Injection resistance may be present due to the high viscosity of contrast
Tip: verify that the catheter is not kinked
Contact with nerve may elicit dysesthesias along arm, chest well, or leg
Check for absence of vascular, subarachnoid, and subdural spread
• Epidural filling defect may or may not be present
• Medication delivery
Local anesthetic (5-10 mL)
Bupivacaine or levobupivacaine 0.25%
Betamethasone (6 mg)
Dexamethasone (4 mg)
Triamcinolone (40 mg)
Methylprednisolone (40 mg)
Hyaluronidase 900 to 1500 units (dose depends on spinal level)
Cervical (900 units)
Thoracic (1200 units)
Lumbosacral (1500 units)
Slow delivery or slow infusion
3 mL increments over 10 to 15 minutes (no neurological changes prior to instillation)

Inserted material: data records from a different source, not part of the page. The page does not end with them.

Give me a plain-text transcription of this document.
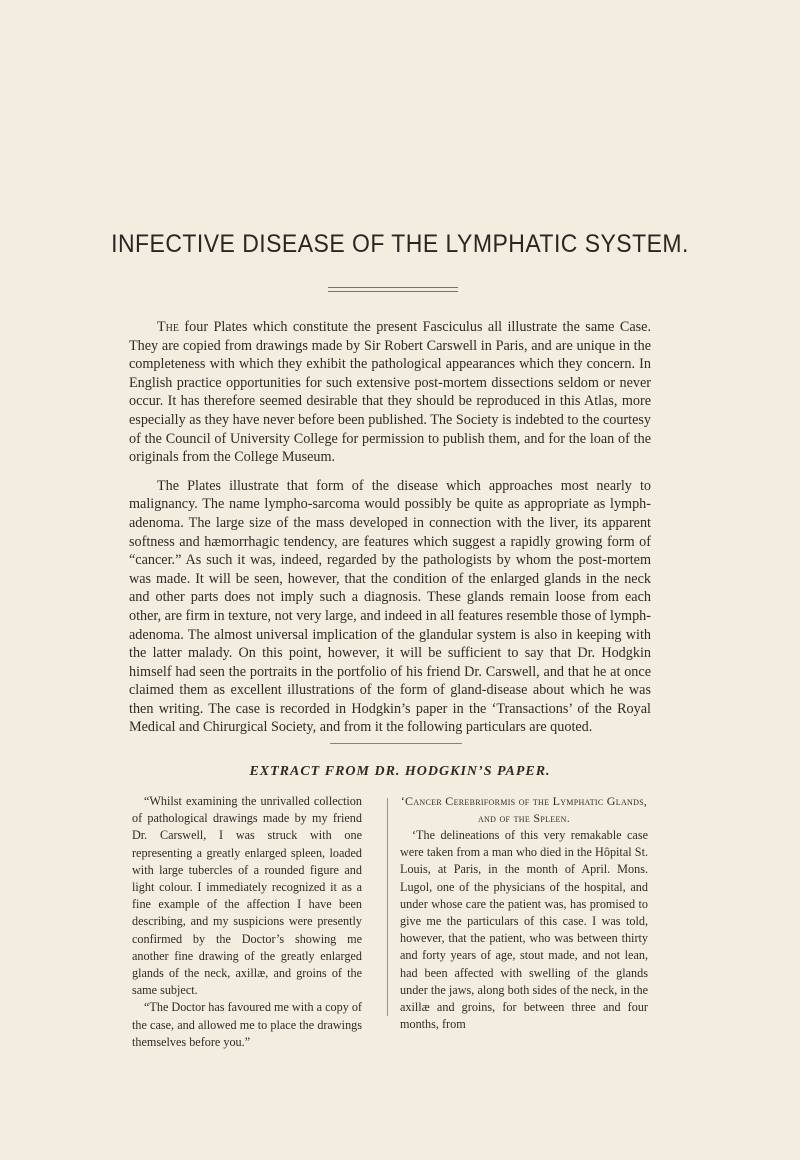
INFECTIVE DISEASE OF THE LYMPHATIC SYSTEM.

The four Plates which constitute the present Fasciculus all illustrate the same Case. They are copied from drawings made by Sir Robert Carswell in Paris, and are unique in the completeness with which they exhibit the pathological appearances which they concern. In English practice opportunities for such extensive post-mortem dissections seldom or never occur. It has therefore seemed desirable that they should be reproduced in this Atlas, more especially as they have never before been published. The Society is indebted to the courtesy of the Council of University College for permission to publish them, and for the loan of the originals from the College Museum.

The Plates illustrate that form of the disease which approaches most nearly to malignancy. The name lympho-sarcoma would possibly be quite as appropriate as lymph-adenoma. The large size of the mass developed in connection with the liver, its apparent softness and hæmorrhagic tendency, are features which suggest a rapidly growing form of “cancer.” As such it was, indeed, regarded by the pathologists by whom the post-mortem was made. It will be seen, however, that the condition of the enlarged glands in the neck and other parts does not imply such a diagnosis. These glands remain loose from each other, are firm in texture, not very large, and indeed in all features resemble those of lymph-adenoma. The almost universal implication of the glandular system is also in keeping with the latter malady. On this point, however, it will be sufficient to say that Dr. Hodgkin himself had seen the portraits in the portfolio of his friend Dr. Carswell, and that he at once claimed them as excellent illustrations of the form of gland-disease about which he was then writing. The case is recorded in Hodgkin’s paper in the ‘Transactions’ of the Royal Medical and Chirurgical Society, and from it the following particulars are quoted.

EXTRACT FROM DR. HODGKIN’S PAPER.

“Whilst examining the unrivalled collection of pathological drawings made by my friend Dr. Carswell, I was struck with one representing a greatly enlarged spleen, loaded with large tubercles of a rounded figure and light colour. I immediately recognized it as a fine example of the affection I have been describing, and my suspicions were presently confirmed by the Doctor’s showing me another fine drawing of the greatly enlarged glands of the neck, axillæ, and groins of the same subject.

“The Doctor has favoured me with a copy of the case, and allowed me to place the drawings themselves before you.”

‘Cancer Cerebriformis of the Lymphatic Glands, and of the Spleen.

‘The delineations of this very remakable case were taken from a man who died in the Hôpital St. Louis, at Paris, in the month of April. Mons. Lugol, one of the physicians of the hospital, and under whose care the patient was, has promised to give me the particulars of this case. I was told, however, that the patient, who was between thirty and forty years of age, stout made, and not lean, had been affected with swelling of the glands under the jaws, along both sides of the neck, in the axillæ and groins, for between three and four months, from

If spasms are present, consider reinstillation of lidocaine 1%
• Remove needles
• Dressing applied
• Neurologic examination should not change
• Pain may be exacerbated
• Monitoring of potential complications
• Temperature, heart rate, respiratory rate, blood pressure, neurologic examination, orientation status, pain relief, self-ambulation, and voiding should be noted prior to discharge. Sedation may require monitoring for 1 hour. Patients are not allowed to drive for up to 24 hours
CLINICAL PEARLS AND PITFALLS
• Liberal use of lateral and posteroanterior views are needed
• Use a 2-handed technique for obtaining loss of resistance
One hand on the pulsator syringe
The other hand is on the patient’s skin and slowly advancing the needle (if the patient suddenly moves backward, the second hand can stabilize the needle)
• Proper patient positioning is imperative, particularly in obese and osteoporotic patients
Use pillows to facilitate access
Several large clinical trials have attested to the safety and efficacy of epidural lysis of adhesions.